Now, the fact is that production LPs don't sound as good as the test pressings, which is why I asked my original question -- what makes the production LPs generally noisier and less punchy? I'm assuming that the plants pulled out the "maker's mark compound" biscuits for the test pressing and that production itself wore down the stampers and mothers, and perhaps the simple act of being quickly sleeved effects production vinyl.

Back in ye olde days, a test LP would arrive as a white-label affair, identifiable only by the cutting marks, in a rice-paper-like sleeve in a paper envelope. There was a separate test press for each side of a production LP. The general way things worked at Mercury, a clerical person would pencil in the catalog number on the white label and distribute copies, including one for the files. When the QC listening was done, it was done with a stop-watch so that times could be known for problem, which were noted. Visual inspection was also done and vinyl "zits" or clearly-visible groove problems were measured from edge and noted. The rejection rate was somewhere south of 10% most of the time.

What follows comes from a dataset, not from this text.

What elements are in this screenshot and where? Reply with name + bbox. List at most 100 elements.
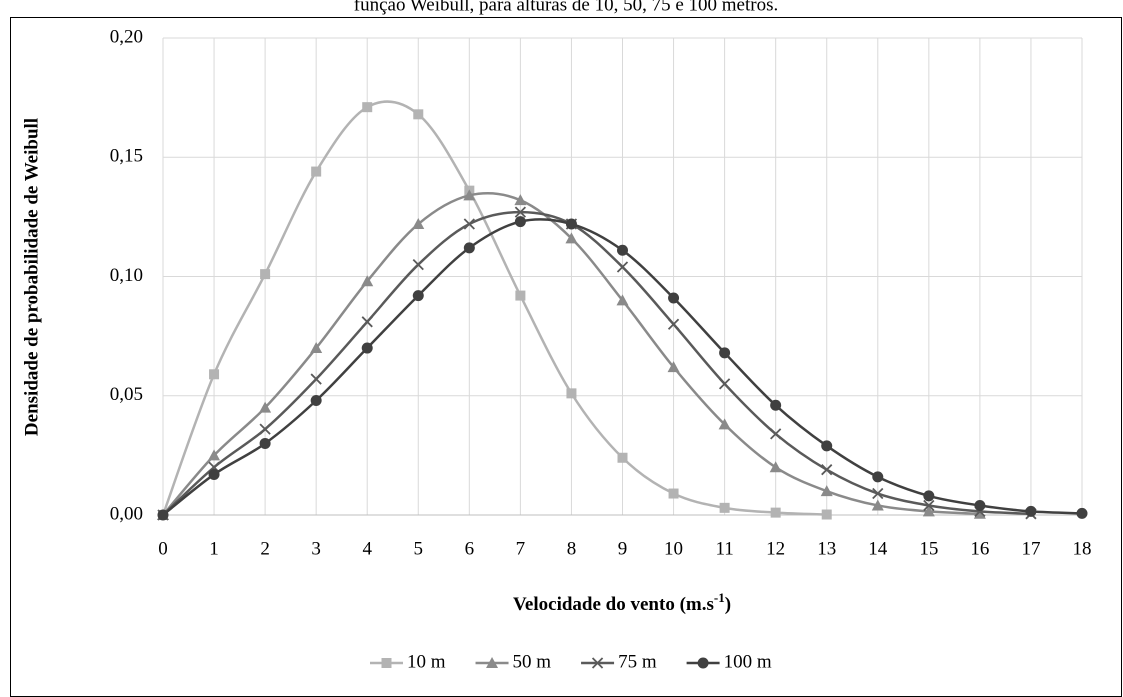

The same care was taken with mono, because mono out-sold stereo even with classical music until the mid-60's when retailers stopped carrying both formats (see John Eargle's JAES article).
-------------------------------
Stereo/Mono Disc Compatibility: A Survey of the Problems
Volume 17 Number 3 pp. 276-281; June 1969


The record industry is now phasing out the mono disc, and the subject of compatibility has once again been raise as it was with the introduction of the stereo disc ten years ago. Then, the problem centered largely around stylus-groove relationships and considerations of trackability; this time the problem is mainly concerned with the way a pair of stereo channels combine to yield a suitable mono channel.
Author: Eargle, J. M.
E-lib Location: (CD aes3) /jrnl6877/1969/6797.pdf
-------------------------------
available at www.aes.org


-- Tom Fine

----- Original Message ----- From: "phillip holmes" <insuranceman@xxxxxxxxxx>
To: <ARSCLIST@xxxxxxxxxxxxxxxx>
Sent: Tuesday, July 03, 2007 1:24 AM
Subject: Re: [ARSCLIST] LP pressing question



I've been told by collectors and people that were in the business, that test pressings were pressed in very low numbers, IE, 100-200 copies for the musicians, A&R people, producer, big wigs, and the like. Every test pressing I've seen had a plain white label with just the bare basics typed or handwritten, and I only have 2 major label test pressings and 3-4 "audiophile" test pressings. The jacket had a pasted on (typed or handwritten) note with just the basics--tracks and artist stuff. If anyone wants a picture, I'll send one. But it's impossible to confuse a white label promo with a test pressing. Obviously, the idea of the test pressing is to give fair warning about what's going to be on the record. It supposedly gave the musicians the opportunity to sign off on the final product, but this really was a micromanagement tool for the front office types. I can imagine some imbecile in management spitting his coffee all over the board room table while listening to Black Sabbath for the first time. "Fairies wear boots? What the hell is this crap? Who signed these bozos? I need to fire the A&R department".
Phillip





Roger

Tom Fine <tflists@xxxxxxxxxxxxxxxxxxx> wrote: Why do most test pressings that I've heard sound better than a bought-in-store version of the LP? Did the plants do something special for the test pressing or use a "brewer's choice" biscuit compound or is it more a random chance of having a further-down-the-production-run copy in a store and thus worn stampers? Where I've been able to compare a master laquer to a test pressing to a bought-in-store version of the same cut/matrix/whatever, the test pressing usually sounds pretty darn close to the first cut but the production disk sounds inferior, usually lower s/n ratio and noisier surface. This was less true in the one case I've been able to compare all 3 for a modern LP reissue and I assume it's because a modern reissue that appears at retail will be pressed with more care on better vinyl and fewer copies will be made per stamper, but I might be wrong on that.

In some older examples, late 50's and early 60's, the retail version vinyl seems to definitely be a different compound from the test pressing, which more resembles modern, "softer" quieter-playing compounds.